Heute stand der Besuch des Tamaryoku Cha Teegartens auf dem Programm. Nach einer gut 3 stündigen Fahrt erreichten wir unser Ziel, das berühmt für seine heißen Quellen ist, die an einigen Stellen aus dem Boden sprudeln. Die Spezialität des Teegartens ist Tamaryoku Cha, was übersetzt soviel heißt wie jadegrüner Tee.

 

Der Besitzer, der seit ca. 35 Jahren Versuche mit Bio Anbau macht, hatte durch seinen Verzicht auf Kunstdünger und Pestizide in der Vergangenheit mit großen Schäden durch Insekten und Ernteverlusten zu kämpfen, konnte aber über die Zeit alternative Schutzmethoden für seine Pflanzen entwickeln. Der Tamaryoku Cha wird heute nur noch mit Rapsspelzen und Reismehl gedüngt, was sich in der Vergangenheit sehr bewährte, und besteht aus 20% Yabukita und 80% Saemidori Pflanze. Er wird nur gedämpft und nicht wie Kamairi Tamaryokucha geröstet und im Unterschied zum normalen Sencha fehlt der formgebende Rollvorgang, bei dem der Tee in Nadelform gebracht wird. Der ganze Produktionsvorgang dauert ca. 4,5 Stunden während die einzelnen Arbeitsschritte im Vergleich zur normalen Sencha Produktion etwas länger dauern. Der Tee hat durch den, zusätzlich zum süßen und milden Saemidori, verwendeten Yabukita
mehr Ausdrucksstärke und Körper. Den Tamaryoku Cha Gold werden wir in Kürze im Programm haben und freuen uns, ihn mit Ihnen zu verkosten.

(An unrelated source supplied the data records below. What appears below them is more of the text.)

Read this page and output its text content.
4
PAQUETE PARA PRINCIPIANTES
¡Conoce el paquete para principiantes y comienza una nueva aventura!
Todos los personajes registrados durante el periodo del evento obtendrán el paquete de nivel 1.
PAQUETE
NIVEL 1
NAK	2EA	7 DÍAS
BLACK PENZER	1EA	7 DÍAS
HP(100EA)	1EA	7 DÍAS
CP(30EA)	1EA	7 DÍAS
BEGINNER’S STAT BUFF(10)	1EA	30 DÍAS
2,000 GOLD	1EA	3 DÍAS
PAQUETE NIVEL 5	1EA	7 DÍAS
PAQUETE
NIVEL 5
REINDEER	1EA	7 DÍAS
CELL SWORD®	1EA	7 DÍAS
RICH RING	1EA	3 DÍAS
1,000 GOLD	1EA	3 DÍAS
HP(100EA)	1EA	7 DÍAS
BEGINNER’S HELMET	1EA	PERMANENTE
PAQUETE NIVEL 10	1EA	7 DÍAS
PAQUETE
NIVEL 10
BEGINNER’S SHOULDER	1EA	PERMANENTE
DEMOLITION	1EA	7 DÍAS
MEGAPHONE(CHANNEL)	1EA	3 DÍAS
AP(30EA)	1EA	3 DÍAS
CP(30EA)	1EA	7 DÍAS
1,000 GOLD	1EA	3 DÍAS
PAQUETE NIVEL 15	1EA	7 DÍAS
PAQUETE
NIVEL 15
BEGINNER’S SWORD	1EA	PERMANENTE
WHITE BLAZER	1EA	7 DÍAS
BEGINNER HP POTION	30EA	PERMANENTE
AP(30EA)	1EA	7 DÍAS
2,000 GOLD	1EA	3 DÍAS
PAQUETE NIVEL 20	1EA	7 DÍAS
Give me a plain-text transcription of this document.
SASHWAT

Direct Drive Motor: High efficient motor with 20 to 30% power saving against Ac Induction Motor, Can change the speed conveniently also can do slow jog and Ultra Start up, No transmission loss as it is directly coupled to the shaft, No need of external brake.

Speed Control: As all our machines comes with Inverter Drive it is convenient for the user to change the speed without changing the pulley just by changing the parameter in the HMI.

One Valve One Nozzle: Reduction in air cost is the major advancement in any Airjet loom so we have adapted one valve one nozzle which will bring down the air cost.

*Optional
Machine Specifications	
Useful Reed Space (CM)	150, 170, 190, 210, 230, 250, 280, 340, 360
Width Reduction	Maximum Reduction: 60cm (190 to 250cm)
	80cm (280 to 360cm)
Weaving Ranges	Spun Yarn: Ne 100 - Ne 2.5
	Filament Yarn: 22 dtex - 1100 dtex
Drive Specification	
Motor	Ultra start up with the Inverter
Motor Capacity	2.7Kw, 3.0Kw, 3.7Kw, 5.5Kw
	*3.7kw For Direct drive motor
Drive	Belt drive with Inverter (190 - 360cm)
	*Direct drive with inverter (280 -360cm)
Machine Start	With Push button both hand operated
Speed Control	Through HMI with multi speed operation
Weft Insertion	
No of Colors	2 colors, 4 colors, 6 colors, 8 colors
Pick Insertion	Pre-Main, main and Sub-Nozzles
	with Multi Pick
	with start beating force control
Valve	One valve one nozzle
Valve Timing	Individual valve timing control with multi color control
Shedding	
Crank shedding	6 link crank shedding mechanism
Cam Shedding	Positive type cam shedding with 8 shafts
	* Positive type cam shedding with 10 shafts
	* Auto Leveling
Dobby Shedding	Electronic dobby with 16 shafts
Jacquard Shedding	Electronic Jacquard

Ein weiterer interessanter Tee des Teegartens ist Kamaya-Midori Cha, ein japanischer Schwarztee aus einer speziellen Teepflanze, der ein vollmundiges, frisches Aroma, einen klaren, ausdrucksstarken Teegeschmack und einen schönen, langanhaltenden Abgang hatte. Auch diesen Tee werden Sie in Kürze bei uns probieren können.